Our Beautiful Wrecked World

Well, something escalated quickly. My prospector friend Stormie Waters stopped by my place, then we went into town for supplies. After loading up her buckboard, we went to lunch. Al Buehterawl and Lotta Lyez from the Darwin ranch joined us.

Our jawing turned to the beauty of the canyons, buttes, arches, rock layers, and so on. I agreed and added that this planet is wrecked, and that nobody can imagine its splendor before the Genesis Flood. Lotta Lyez was incensed, and Al Buehterawl took a deep breath and railed against the Flood.

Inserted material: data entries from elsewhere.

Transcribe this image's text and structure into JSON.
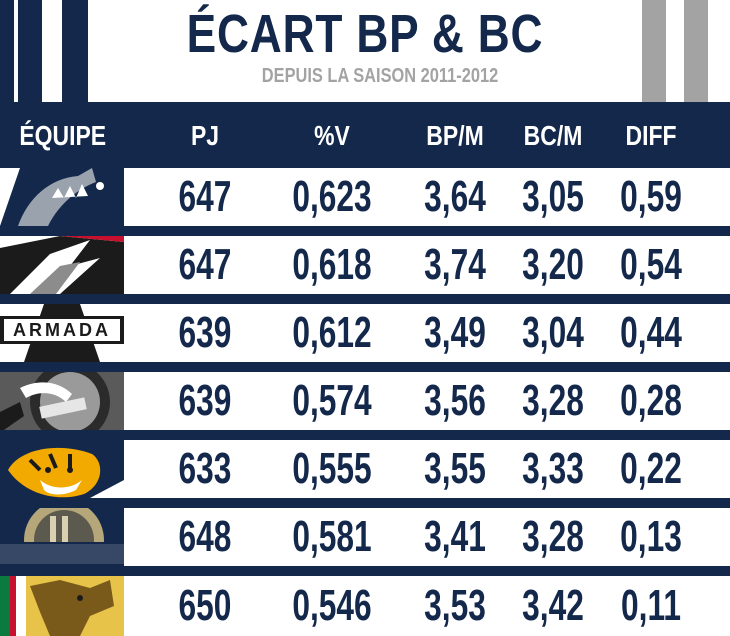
{
  "title": "ÉCART BP & BC",
  "subtitle": "DEPUIS LA SAISON 2011-2012",
  "header": {
    "team": "ÉQUIPE",
    "gp": "PJ",
    "win_pct": "%V",
    "gf": "BP/M",
    "ga": "BC/M",
    "diff": "DIFF"
  },
  "rows": [
    {
      "logo": "sharks-logo",
      "gp": "647",
      "win_pct": "0,623",
      "gf": "3,64",
      "ga": "3,05",
      "diff": "0,59"
    },
    {
      "logo": "husky-logo",
      "gp": "647",
      "win_pct": "0,618",
      "gf": "3,74",
      "ga": "3,20",
      "diff": "0,54"
    },
    {
      "logo": "armada-logo",
      "gp": "639",
      "win_pct": "0,612",
      "gf": "3,49",
      "ga": "3,04",
      "diff": "0,44",
      "logo_text": "ARMADA"
    },
    {
      "logo": "olympiques-logo",
      "gp": "639",
      "win_pct": "0,574",
      "gf": "3,56",
      "ga": "3,28",
      "diff": "0,28"
    },
    {
      "logo": "tigres-logo",
      "gp": "633",
      "win_pct": "0,555",
      "gf": "3,55",
      "ga": "3,33",
      "diff": "0,22"
    },
    {
      "logo": "islanders-logo",
      "gp": "648",
      "win_pct": "0,581",
      "gf": "3,41",
      "ga": "3,28",
      "diff": "0,13"
    },
    {
      "logo": "mooseheads-logo",
      "gp": "650",
      "win_pct": "0,546",
      "gf": "3,53",
      "ga": "3,42",
      "diff": "0,11"
    }
  ]
}
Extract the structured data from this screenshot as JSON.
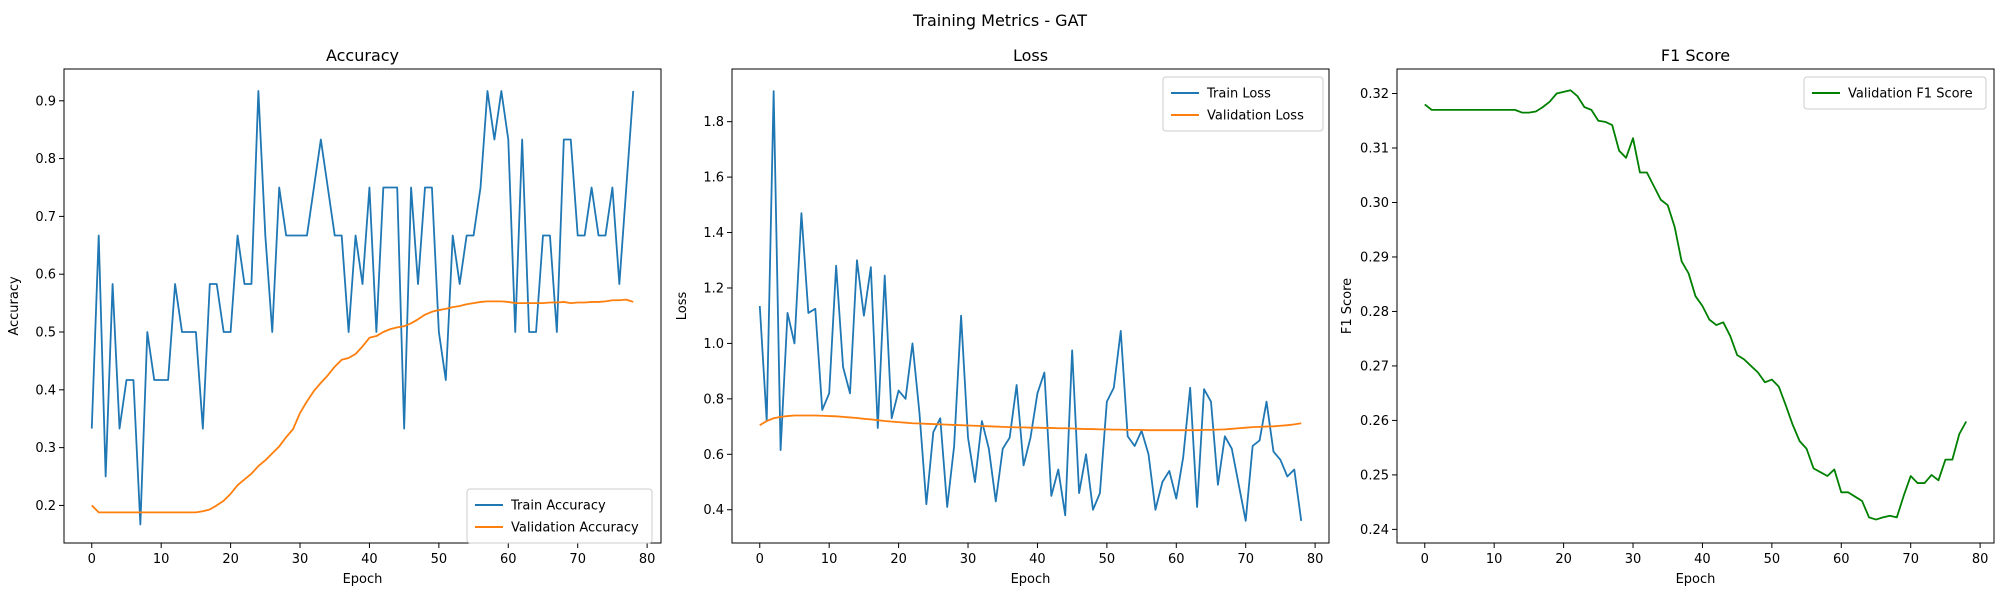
{
  "figure": {
    "suptitle": "Training Metrics - GAT"
  },
  "chart_data": [
    {
      "type": "line",
      "title": "Accuracy",
      "xlabel": "Epoch",
      "ylabel": "Accuracy",
      "xlim": [
        -4,
        82
      ],
      "ylim": [
        0.135,
        0.955
      ],
      "xticks": [
        0,
        10,
        20,
        30,
        40,
        50,
        60,
        70,
        80
      ],
      "yticks": [
        0.2,
        0.3,
        0.4,
        0.5,
        0.6,
        0.7,
        0.8,
        0.9
      ],
      "legend_position": "bottom-right",
      "series": [
        {
          "name": "Train Accuracy",
          "color": "#1f77b4",
          "values": [
            0.333,
            0.667,
            0.25,
            0.583,
            0.333,
            0.417,
            0.417,
            0.167,
            0.5,
            0.417,
            0.417,
            0.417,
            0.583,
            0.5,
            0.5,
            0.5,
            0.333,
            0.583,
            0.583,
            0.5,
            0.5,
            0.667,
            0.583,
            0.583,
            0.917,
            0.667,
            0.5,
            0.75,
            0.667,
            0.667,
            0.667,
            0.667,
            0.75,
            0.833,
            0.75,
            0.667,
            0.667,
            0.5,
            0.667,
            0.583,
            0.75,
            0.5,
            0.75,
            0.75,
            0.75,
            0.333,
            0.75,
            0.583,
            0.75,
            0.75,
            0.5,
            0.417,
            0.667,
            0.583,
            0.667,
            0.667,
            0.75,
            0.917,
            0.833,
            0.917,
            0.833,
            0.5,
            0.833,
            0.5,
            0.5,
            0.667,
            0.667,
            0.5,
            0.833,
            0.833,
            0.667,
            0.667,
            0.75,
            0.667,
            0.667,
            0.75,
            0.583,
            0.75,
            0.917
          ]
        },
        {
          "name": "Validation Accuracy",
          "color": "#ff7f0e",
          "values": [
            0.2,
            0.188,
            0.188,
            0.188,
            0.188,
            0.188,
            0.188,
            0.188,
            0.188,
            0.188,
            0.188,
            0.188,
            0.188,
            0.188,
            0.188,
            0.188,
            0.19,
            0.193,
            0.2,
            0.208,
            0.22,
            0.235,
            0.245,
            0.255,
            0.268,
            0.278,
            0.29,
            0.302,
            0.318,
            0.332,
            0.36,
            0.38,
            0.398,
            0.412,
            0.425,
            0.44,
            0.452,
            0.455,
            0.462,
            0.475,
            0.49,
            0.493,
            0.5,
            0.505,
            0.508,
            0.51,
            0.515,
            0.522,
            0.53,
            0.535,
            0.538,
            0.54,
            0.543,
            0.545,
            0.548,
            0.55,
            0.552,
            0.553,
            0.553,
            0.553,
            0.552,
            0.55,
            0.55,
            0.55,
            0.55,
            0.55,
            0.551,
            0.551,
            0.552,
            0.55,
            0.551,
            0.551,
            0.552,
            0.552,
            0.553,
            0.555,
            0.555,
            0.556,
            0.552
          ]
        }
      ]
    },
    {
      "type": "line",
      "title": "Loss",
      "xlabel": "Epoch",
      "ylabel": "Loss",
      "xlim": [
        -4,
        82
      ],
      "ylim": [
        0.28,
        1.99
      ],
      "xticks": [
        0,
        10,
        20,
        30,
        40,
        50,
        60,
        70,
        80
      ],
      "yticks": [
        0.4,
        0.6,
        0.8,
        1.0,
        1.2,
        1.4,
        1.6,
        1.8
      ],
      "ytick_labels": [
        "0.4",
        "0.6",
        "0.8",
        "1.0",
        "1.2",
        "1.4",
        "1.6",
        "1.8"
      ],
      "legend_position": "top-right",
      "series": [
        {
          "name": "Train Loss",
          "color": "#1f77b4",
          "values": [
            1.135,
            0.72,
            1.91,
            0.615,
            1.11,
            1.0,
            1.47,
            1.11,
            1.125,
            0.76,
            0.82,
            1.28,
            0.915,
            0.82,
            1.3,
            1.1,
            1.275,
            0.695,
            1.245,
            0.73,
            0.83,
            0.8,
            1.0,
            0.75,
            0.42,
            0.68,
            0.73,
            0.41,
            0.63,
            1.1,
            0.66,
            0.5,
            0.72,
            0.62,
            0.43,
            0.62,
            0.66,
            0.85,
            0.56,
            0.66,
            0.82,
            0.895,
            0.45,
            0.545,
            0.38,
            0.975,
            0.46,
            0.6,
            0.4,
            0.46,
            0.79,
            0.84,
            1.045,
            0.665,
            0.63,
            0.685,
            0.6,
            0.4,
            0.5,
            0.54,
            0.44,
            0.59,
            0.84,
            0.41,
            0.835,
            0.79,
            0.49,
            0.665,
            0.62,
            0.49,
            0.36,
            0.63,
            0.65,
            0.79,
            0.61,
            0.58,
            0.52,
            0.545,
            0.36
          ]
        },
        {
          "name": "Validation Loss",
          "color": "#ff7f0e",
          "values": [
            0.705,
            0.72,
            0.73,
            0.735,
            0.738,
            0.74,
            0.74,
            0.74,
            0.74,
            0.739,
            0.738,
            0.737,
            0.735,
            0.733,
            0.731,
            0.728,
            0.726,
            0.723,
            0.72,
            0.718,
            0.716,
            0.714,
            0.712,
            0.711,
            0.71,
            0.709,
            0.708,
            0.707,
            0.706,
            0.705,
            0.704,
            0.703,
            0.702,
            0.701,
            0.7,
            0.699,
            0.698,
            0.697,
            0.697,
            0.696,
            0.696,
            0.695,
            0.695,
            0.694,
            0.694,
            0.693,
            0.692,
            0.691,
            0.691,
            0.69,
            0.69,
            0.689,
            0.689,
            0.688,
            0.688,
            0.688,
            0.687,
            0.687,
            0.687,
            0.687,
            0.687,
            0.687,
            0.687,
            0.687,
            0.688,
            0.688,
            0.689,
            0.69,
            0.692,
            0.694,
            0.696,
            0.698,
            0.699,
            0.7,
            0.701,
            0.703,
            0.705,
            0.708,
            0.712
          ]
        }
      ]
    },
    {
      "type": "line",
      "title": "F1 Score",
      "xlabel": "Epoch",
      "ylabel": "F1 Score",
      "xlim": [
        -4,
        82
      ],
      "ylim": [
        0.2375,
        0.3245
      ],
      "xticks": [
        0,
        10,
        20,
        30,
        40,
        50,
        60,
        70,
        80
      ],
      "yticks": [
        0.24,
        0.25,
        0.26,
        0.27,
        0.28,
        0.29,
        0.3,
        0.31,
        0.32
      ],
      "ytick_labels": [
        "0.24",
        "0.25",
        "0.26",
        "0.27",
        "0.28",
        "0.29",
        "0.30",
        "0.31",
        "0.32"
      ],
      "legend_position": "top-right",
      "series": [
        {
          "name": "Validation F1 Score",
          "color": "#008000",
          "values": [
            0.318,
            0.317,
            0.317,
            0.317,
            0.317,
            0.317,
            0.317,
            0.317,
            0.317,
            0.317,
            0.317,
            0.317,
            0.317,
            0.317,
            0.3165,
            0.3165,
            0.3167,
            0.3175,
            0.3185,
            0.32,
            0.3203,
            0.3206,
            0.3195,
            0.3175,
            0.317,
            0.315,
            0.3148,
            0.3142,
            0.3095,
            0.3082,
            0.3118,
            0.3055,
            0.3055,
            0.303,
            0.3005,
            0.2995,
            0.2955,
            0.2892,
            0.287,
            0.2828,
            0.281,
            0.2785,
            0.2775,
            0.278,
            0.2755,
            0.272,
            0.2712,
            0.27,
            0.2688,
            0.267,
            0.2675,
            0.2662,
            0.2628,
            0.2592,
            0.2562,
            0.2548,
            0.2512,
            0.2505,
            0.2498,
            0.251,
            0.2468,
            0.2468,
            0.246,
            0.2452,
            0.2422,
            0.2418,
            0.2422,
            0.2425,
            0.2422,
            0.2462,
            0.2498,
            0.2485,
            0.2485,
            0.25,
            0.249,
            0.2528,
            0.2528,
            0.2575,
            0.2598
          ]
        }
      ]
    }
  ]
}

People admire the beauty in geological features of the world, such as the Victoria falls gorge. God gave us beauty though this wrecked world testifies of the Genesis Flood and judgment.
Victoria Falls gorge and bridge, Wikimedia Commons / JackyR (CC BY-SA 3.0)
Al and Lotta went on to make the ridiculous boilerplate remark from anti-creationists that there is no evidence for the Flood. I pointed out that if secularists would remove their uniformitarian slow 'n' gradual processes spectacles, they might be able to honestly examine the evidence and see that yes, there is a passel of evidence for the Flood.

Lotta turned a shade of purple and Al gasped, then they lit a shuck out of there. Atheists and anti-creationists despise the Flood, mainly because it shows God's judgment against unrighteousness, and also because creation science Flood geology better explains what is observed than do secular models.

God likes beauty. It is probably an extension of his nature, since we were created in his image and we like it. (Beauty in its many forms is a gift to us.) As indicated before, I believe that the splendor of what we see in geological features pales in consideration of what the world was like before.

In Anton Checkhov’s play The Cherry Orchard, a character describes the earth as “so wide, so beautiful, so full of wonderful places.” And it’s true—from majestic mountains to breathtaking canyons, the world is full of beauty.

But, while beautiful, most of today’s geological wonders weren’t part of the “very good” creation God originally made. To gaze at these picturesque places is to peer back in time at the catastrophic processes that reshaped our planet only a few thousand years ago. In the wake of the flood, continents rose and valleys fell. As the climate changed, a brief ice age produced massive glaciers that left their mark around the world.